La déroute française. Allemands, Anglais et Belges étaient aussi de la partie. Or Napoléon aurait dû gagner cette bataille s’il n’avait commis une erreur fatale : ignorer le destin, ignorer Dieu. La pluie en plein mois de juin, la boue retardant le combat, donc l’artillerie impuissante à manœuvrer ! Ne commençant qu’à 11 h 35 et non 6 heures du matin, la bataille permit aux Prussiens d’arriver à temps pour sauver Wellington vacillant et déjà en mouvement pour la retraite. Si, deux cents ans plus tard, les Bleus veulent que ce match ne soit pas à nouveau une défaite et que ce Waterloo annoncé par toute la presse mondiale, tant la marée orange a impressionné face à la Squadra Azzurra, se transforme en Austerlitz, il n’y a qu’à faire ce que Kopa, Platini et Zidane ont fait : y croire !
Croire qu’on peut gagner. Croire qu’on peut les battre alors que tout semble perdu ! L’équipe de France de 1998 y a cru. Comme y croyaient celles de 1982 et de 1958. Celle de 2008 sera écrasée si elle ne se décide pas à y croire. A croire en elle. Et Raymond Domenech n’a pas à porter la responsabilité de l’échec, ni à s’enorgueillir seul de la victoire. Ni Albert Batteux, ni Michel Hidalgo, ni Aimé Jacquet ne l’ont fait. Parce qu’ils savaient, tel Napoléon à cheval sur un promontoire pour observer la bataille, qu’il appartenait à Murat, à Lannes, à Ney, à Suchet, à tous ses maréchaux, de se sacrifier sur le terrain. Pour battre les Pays-Bas, il faut avoir la rage de se sortir les tripes et tactiquement de jouer comme eux !!! C’est le miroir de ce qu’ils font qui les déstabilisera.
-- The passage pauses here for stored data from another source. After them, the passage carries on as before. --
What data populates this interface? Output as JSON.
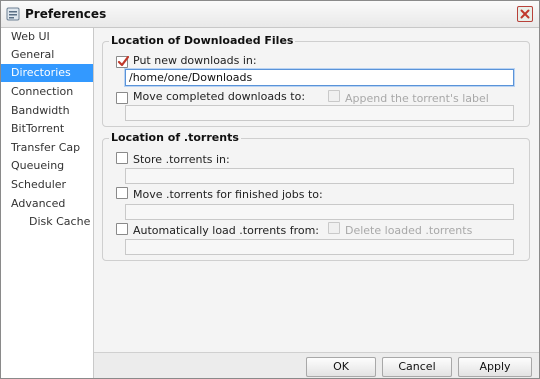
{
  "window": {
    "title": "Preferences"
  },
  "sidebar": {
    "items": [
      {
        "label": "Web UI"
      },
      {
        "label": "General"
      },
      {
        "label": "Directories",
        "selected": true
      },
      {
        "label": "Connection"
      },
      {
        "label": "Bandwidth"
      },
      {
        "label": "BitTorrent"
      },
      {
        "label": "Transfer Cap"
      },
      {
        "label": "Queueing"
      },
      {
        "label": "Scheduler"
      },
      {
        "label": "Advanced"
      },
      {
        "label": "Disk Cache"
      }
    ]
  },
  "downloaded": {
    "legend": "Location of Downloaded Files",
    "put_new": {
      "label": "Put new downloads in:",
      "checked": true,
      "value": "/home/one/Downloads"
    },
    "move_completed": {
      "label": "Move completed downloads to:",
      "checked": false,
      "value": ""
    },
    "append_label": {
      "label": "Append the torrent's label",
      "checked": false
    }
  },
  "torrents": {
    "legend": "Location of .torrents",
    "store": {
      "label": "Store .torrents in:",
      "checked": false,
      "value": ""
    },
    "move_finished": {
      "label": "Move .torrents for finished jobs to:",
      "checked": false,
      "value": ""
    },
    "auto_load": {
      "label": "Automatically load .torrents from:",
      "checked": false,
      "value": ""
    },
    "delete_loaded": {
      "label": "Delete loaded .torrents",
      "checked": false
    }
  },
  "buttons": {
    "ok": "OK",
    "cancel": "Cancel",
    "apply": "Apply"
  },
  "colors": {
    "selection": "#3399ff",
    "check_accent": "#c0392b",
    "close_icon": "#c0392b"
  }
}
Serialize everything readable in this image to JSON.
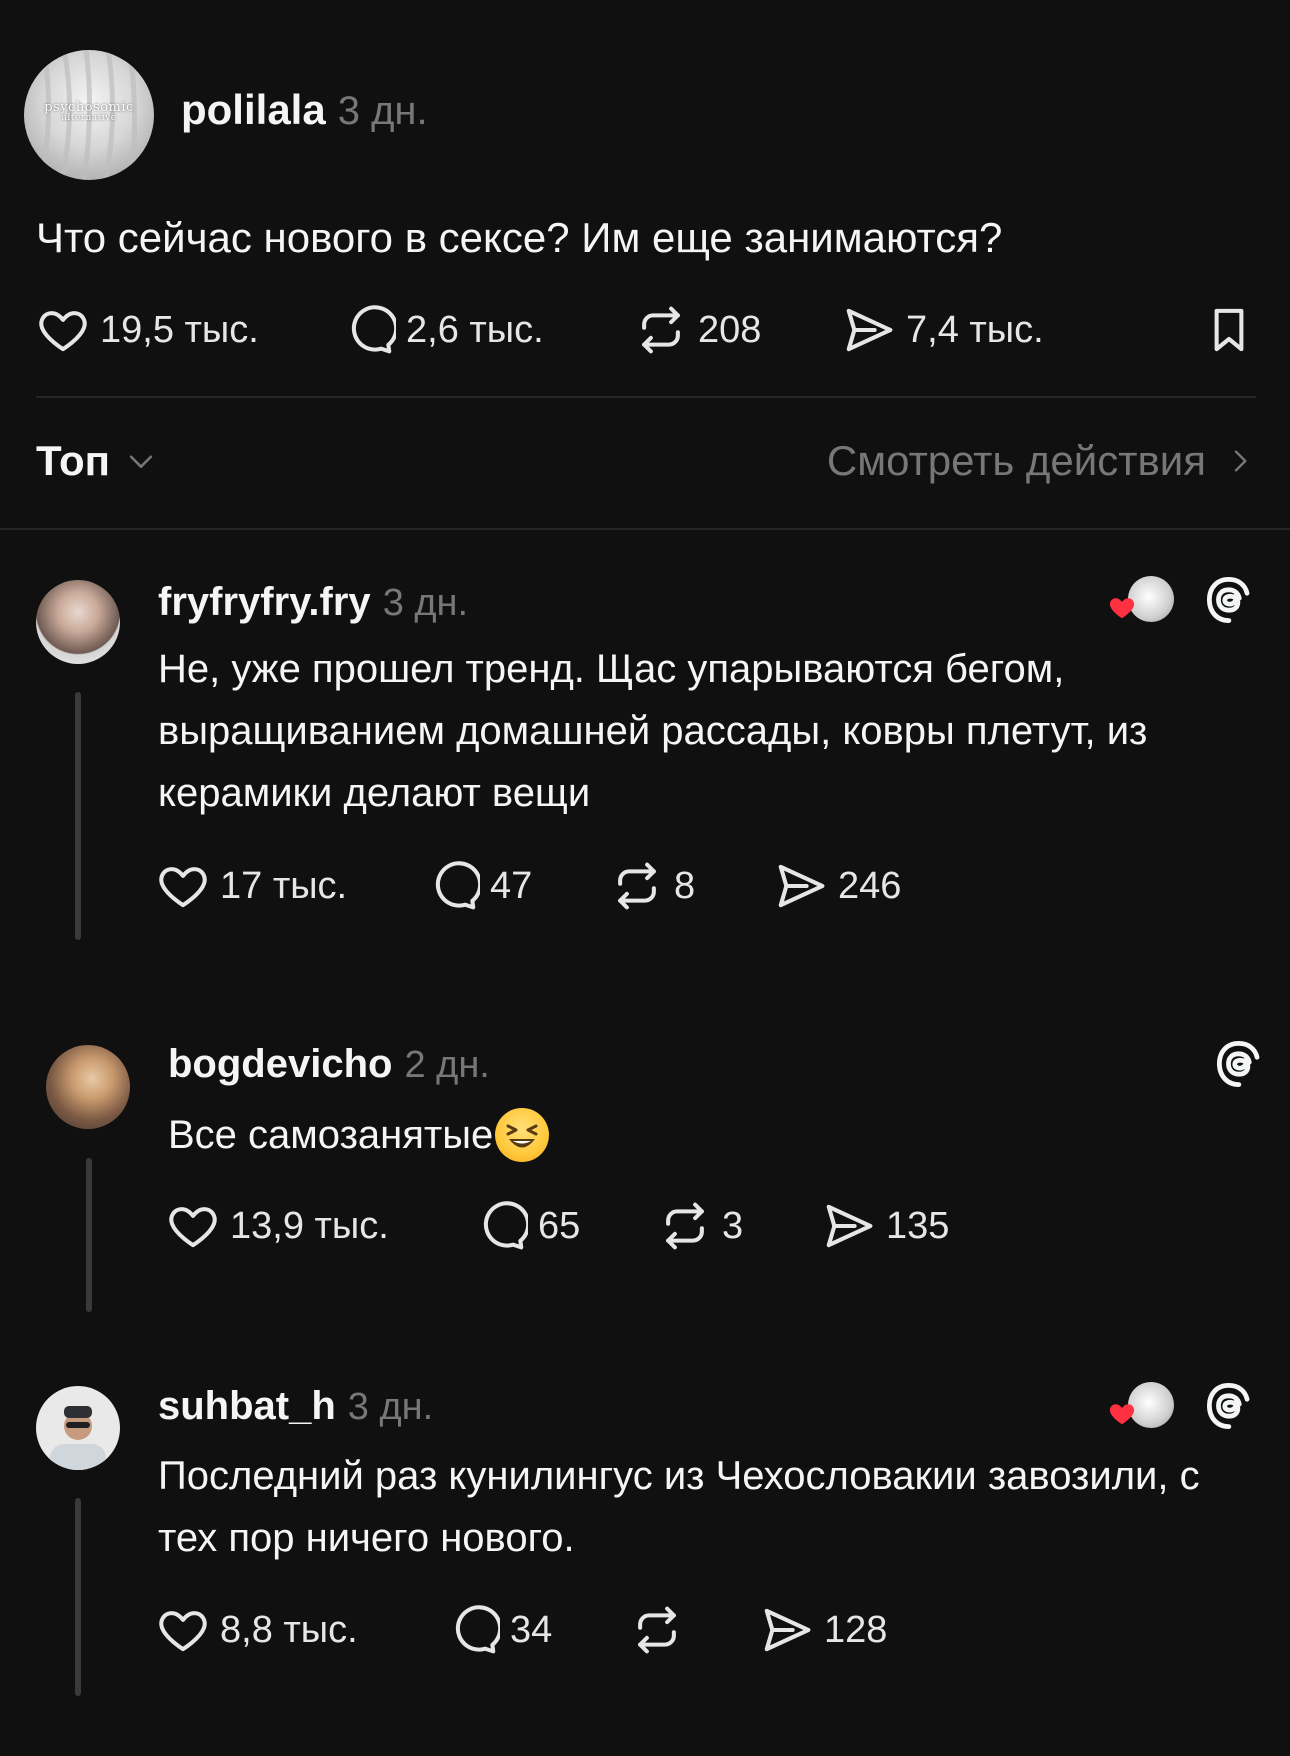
{
  "post": {
    "username": "polilala",
    "time": "3 дн.",
    "avatar_text": "psychosomic",
    "avatar_subtext": "alternative",
    "text": "Что сейчас нового в сексе? Им еще занимаются?",
    "likes": "19,5 тыс.",
    "comments": "2,6 тыс.",
    "reposts": "208",
    "shares": "7,4 тыс."
  },
  "filter": {
    "sort_label": "Топ",
    "view_activity_label": "Смотреть действия"
  },
  "replies": [
    {
      "username": "fryfryfry.fry",
      "time": "3 дн.",
      "text": "Не, уже прошел тренд. Щас упарываются бегом, выращиванием домашней рассады, ковры плетут, из керамики делают вещи",
      "likes": "17 тыс.",
      "comments": "47",
      "reposts": "8",
      "shares": "246"
    },
    {
      "username": "bogdevicho",
      "time": "2 дн.",
      "text": "Все самозанятые",
      "emoji": "😆",
      "likes": "13,9 тыс.",
      "comments": "65",
      "reposts": "3",
      "shares": "135"
    },
    {
      "username": "suhbat_h",
      "time": "3 дн.",
      "text": "Последний раз кунилингус из Чехословакии завозили, с тех пор ничего нового.",
      "likes": "8,8 тыс.",
      "comments": "34",
      "reposts": "",
      "shares": "128"
    }
  ],
  "colors": {
    "background": "#101010",
    "text": "#f3f5f7",
    "muted": "#777777",
    "like_red": "#ff3040"
  }
}
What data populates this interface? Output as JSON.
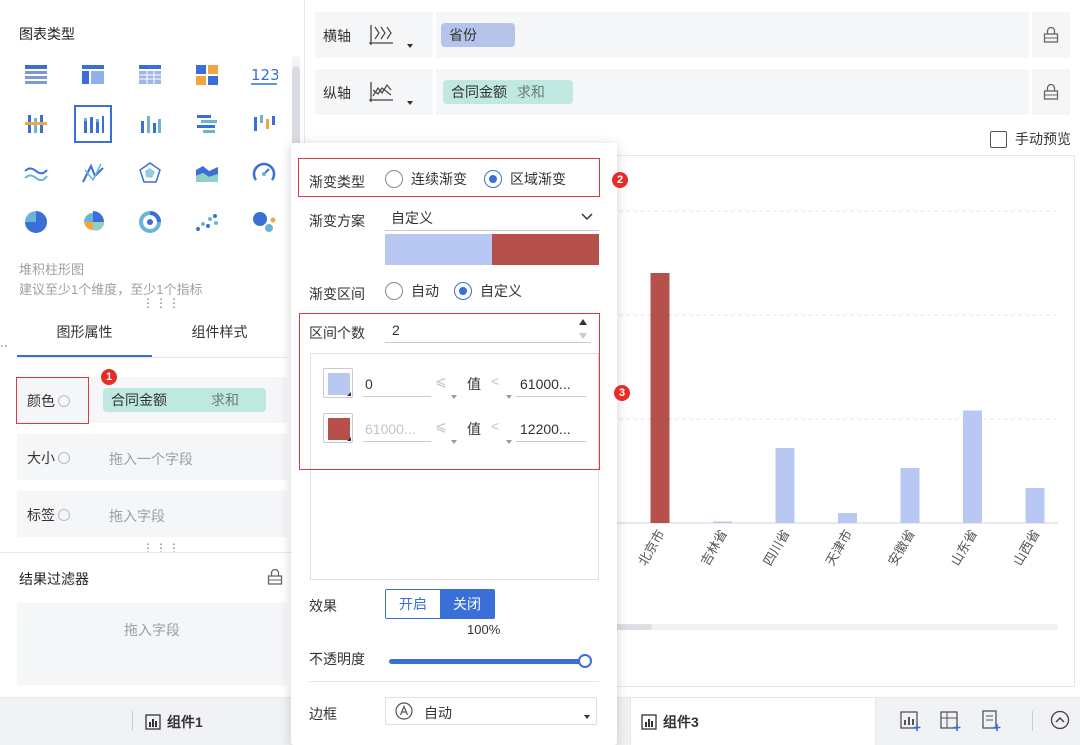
{
  "left_panel": {
    "chart_type_title": "图表类型",
    "selected_chart_name": "堆积柱形图",
    "chart_hint": "建议至少1个维度，至少1个指标",
    "chart_icons": [
      "table-icon",
      "cross-table-icon",
      "detail-table-icon",
      "kpi-block-icon",
      "number-card-icon",
      "grouped-bar-icon",
      "stacked-column-icon",
      "column-icon",
      "horizontal-bar-icon",
      "waterfall-icon",
      "line-icon",
      "radar-line-icon",
      "radar-icon",
      "area-icon",
      "gauge-icon",
      "pie-icon",
      "rose-pie-icon",
      "ring-icon",
      "scatter-icon",
      "bubble-icon"
    ],
    "tabs": {
      "shape_props": "图形属性",
      "component_style": "组件样式"
    },
    "props": {
      "color": {
        "label": "颜色",
        "field": "合同金额",
        "agg": "求和"
      },
      "size": {
        "label": "大小",
        "placeholder": "拖入一个字段"
      },
      "label": {
        "label": "标签",
        "placeholder": "拖入字段"
      }
    },
    "filter": {
      "title": "结果过滤器",
      "placeholder": "拖入字段"
    },
    "badge1": "1"
  },
  "axes": {
    "x": {
      "label": "横轴",
      "field": "省份"
    },
    "y": {
      "label": "纵轴",
      "field": "合同金额",
      "agg": "求和"
    }
  },
  "preview_label": "手动预览",
  "chart_data": {
    "type": "bar",
    "categories": [
      "北京市",
      "吉林省",
      "四川省",
      "天津市",
      "安徽省",
      "山东省",
      "山西省"
    ],
    "values": [
      1.0,
      0.005,
      0.3,
      0.04,
      0.22,
      0.45,
      0.14
    ],
    "bar_colors": [
      "#b6504a",
      "#b8c8f2",
      "#b8c8f2",
      "#b8c8f2",
      "#b8c8f2",
      "#b8c8f2",
      "#b8c8f2"
    ]
  },
  "popup": {
    "gradient_type_label": "渐变类型",
    "gradient_type_options": [
      "连续渐变",
      "区域渐变"
    ],
    "gradient_scheme_label": "渐变方案",
    "gradient_scheme_value": "自定义",
    "gradient_colors": [
      "#b8c8f2",
      "#b6504a"
    ],
    "gradient_range_label": "渐变区间",
    "gradient_range_options": [
      "自动",
      "自定义"
    ],
    "interval_count_label": "区间个数",
    "interval_count_value": "2",
    "intervals": [
      {
        "color": "#b8c8f2",
        "from": "0",
        "cmp1": "⩽",
        "value": "值",
        "cmp2": "<",
        "to": "61000..."
      },
      {
        "color": "#b6504a",
        "from": "61000...",
        "cmp1": "⩽",
        "value": "值",
        "cmp2": "<",
        "to": "12200..."
      }
    ],
    "effect_label": "效果",
    "effect_on": "开启",
    "effect_off": "关闭",
    "opacity_percent": "100%",
    "opacity_label": "不透明度",
    "border_label": "边框",
    "border_value": "自动",
    "badge2": "2",
    "badge3": "3"
  },
  "bottom_bar": {
    "tab1": "组件1",
    "tab3": "组件3"
  },
  "colors": {
    "accent": "#3a6fd8",
    "highlight_red": "#e0383e",
    "field_pill_x": "#b5c4ea",
    "field_pill_measure": "#bfe8e0"
  }
}
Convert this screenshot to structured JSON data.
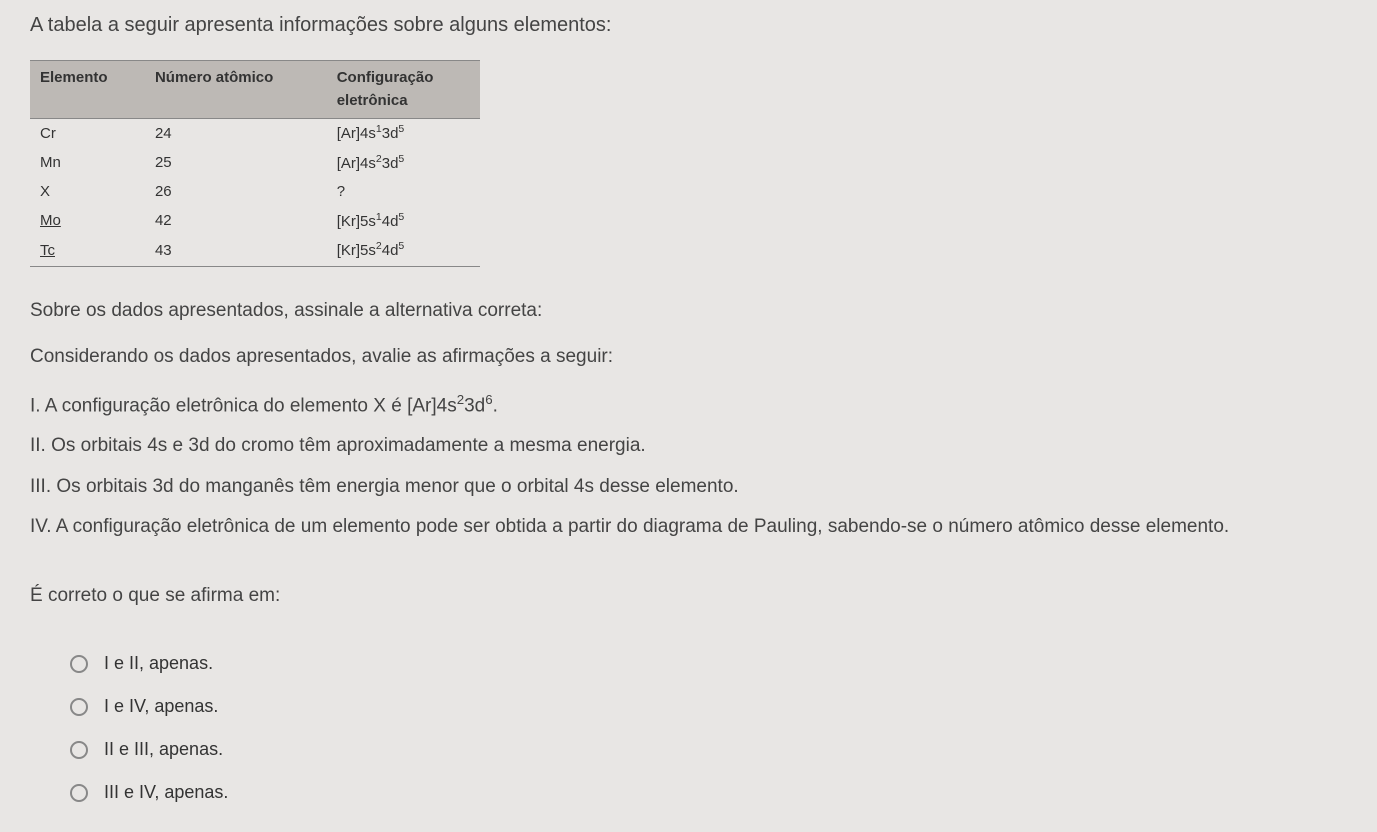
{
  "intro": "A tabela a seguir apresenta informações sobre alguns elementos:",
  "table": {
    "headers": {
      "col1": "Elemento",
      "col2": "Número atômico",
      "col3_line1": "Configuração",
      "col3_line2": "eletrônica"
    },
    "rows": [
      {
        "element": "Cr",
        "underlined": false,
        "atomic": "24",
        "config_html": "[Ar]4s<sup>1</sup>3d<sup>5</sup>"
      },
      {
        "element": "Mn",
        "underlined": false,
        "atomic": "25",
        "config_html": "[Ar]4s<sup>2</sup>3d<sup>5</sup>"
      },
      {
        "element": "X",
        "underlined": false,
        "atomic": "26",
        "config_html": "?"
      },
      {
        "element": "Mo",
        "underlined": true,
        "atomic": "42",
        "config_html": "[Kr]5s<sup>1</sup>4d<sup>5</sup>"
      },
      {
        "element": "Tc",
        "underlined": true,
        "atomic": "43",
        "config_html": "[Kr]5s<sup>2</sup>4d<sup>5</sup>"
      }
    ]
  },
  "prompt1": "Sobre os dados apresentados, assinale a alternativa correta:",
  "prompt2": "Considerando os dados apresentados, avalie as afirmações a seguir:",
  "statements": {
    "s1_html": "I. A configuração eletrônica do elemento X é [Ar]4s<sup>2</sup>3d<sup>6</sup>.",
    "s2": "II. Os orbitais 4s e 3d do cromo têm aproximadamente a mesma energia.",
    "s3": "III. Os orbitais 3d do manganês têm energia menor que o orbital 4s desse elemento.",
    "s4": "IV. A configuração eletrônica de um elemento pode ser obtida a partir do diagrama de Pauling, sabendo-se o número atômico desse elemento."
  },
  "conclusion_prompt": "É correto o que se afirma em:",
  "options": [
    "I e II, apenas.",
    "I e IV, apenas.",
    "II e III, apenas.",
    "III e IV, apenas."
  ]
}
Chercher à tenir devant eux, grâce à l’exceptionnelle défense de la France, cette Garde impériale, ces grenadiers emblématiques vainqueurs des Friedland, Rivoli, Iéna, Wagram que sont la Coupe du monde, le Championnat d’Europe et toutes les victoires passées des Bleus, ne suffira pas. Espérer par une foudroyante contre-attaque à la 63e minute que Thierry Henry reprenne un centre d’Evra ou de Ribéry ne suffira pas. A la rage de ne pas perdre devant les Néerlandais, cette fougueuse et fraîche vague orange, il faut ajouter le courage de vaincre. De vaincre vraiment ! Ne pas calculer, résoudre. Et se résoudre à jouer au football : marquer, attaquer, marquer, attaquer ! Comme Napoléon lorsqu’il remporta toutes ses victoires : frapper, frapper, frapper encore. Le ballon remplace le boulet. Mais les tirs de Benzema ou Gomis sont les mêmes que ceux de nos canonniers de l’Empire. Quant à la question du vrai patron sur le terrain, la réponse est dans ce qu’on attend de lui : bonapartiser ! Créer, oser, au risque de se tromper ! Kopa était un génie du dribble, Platini un génie de l’ouverture, Zidane un génie du tir ; qui est celui des onze, ce génie qui crée et qui troue la défense adverse ? Vous êtes onze, ce n’est pas pendant l’hymne qu’il faut chanter La Marseillaise, c’est en jouant révolutionnairement et pas comme de simples divas du football.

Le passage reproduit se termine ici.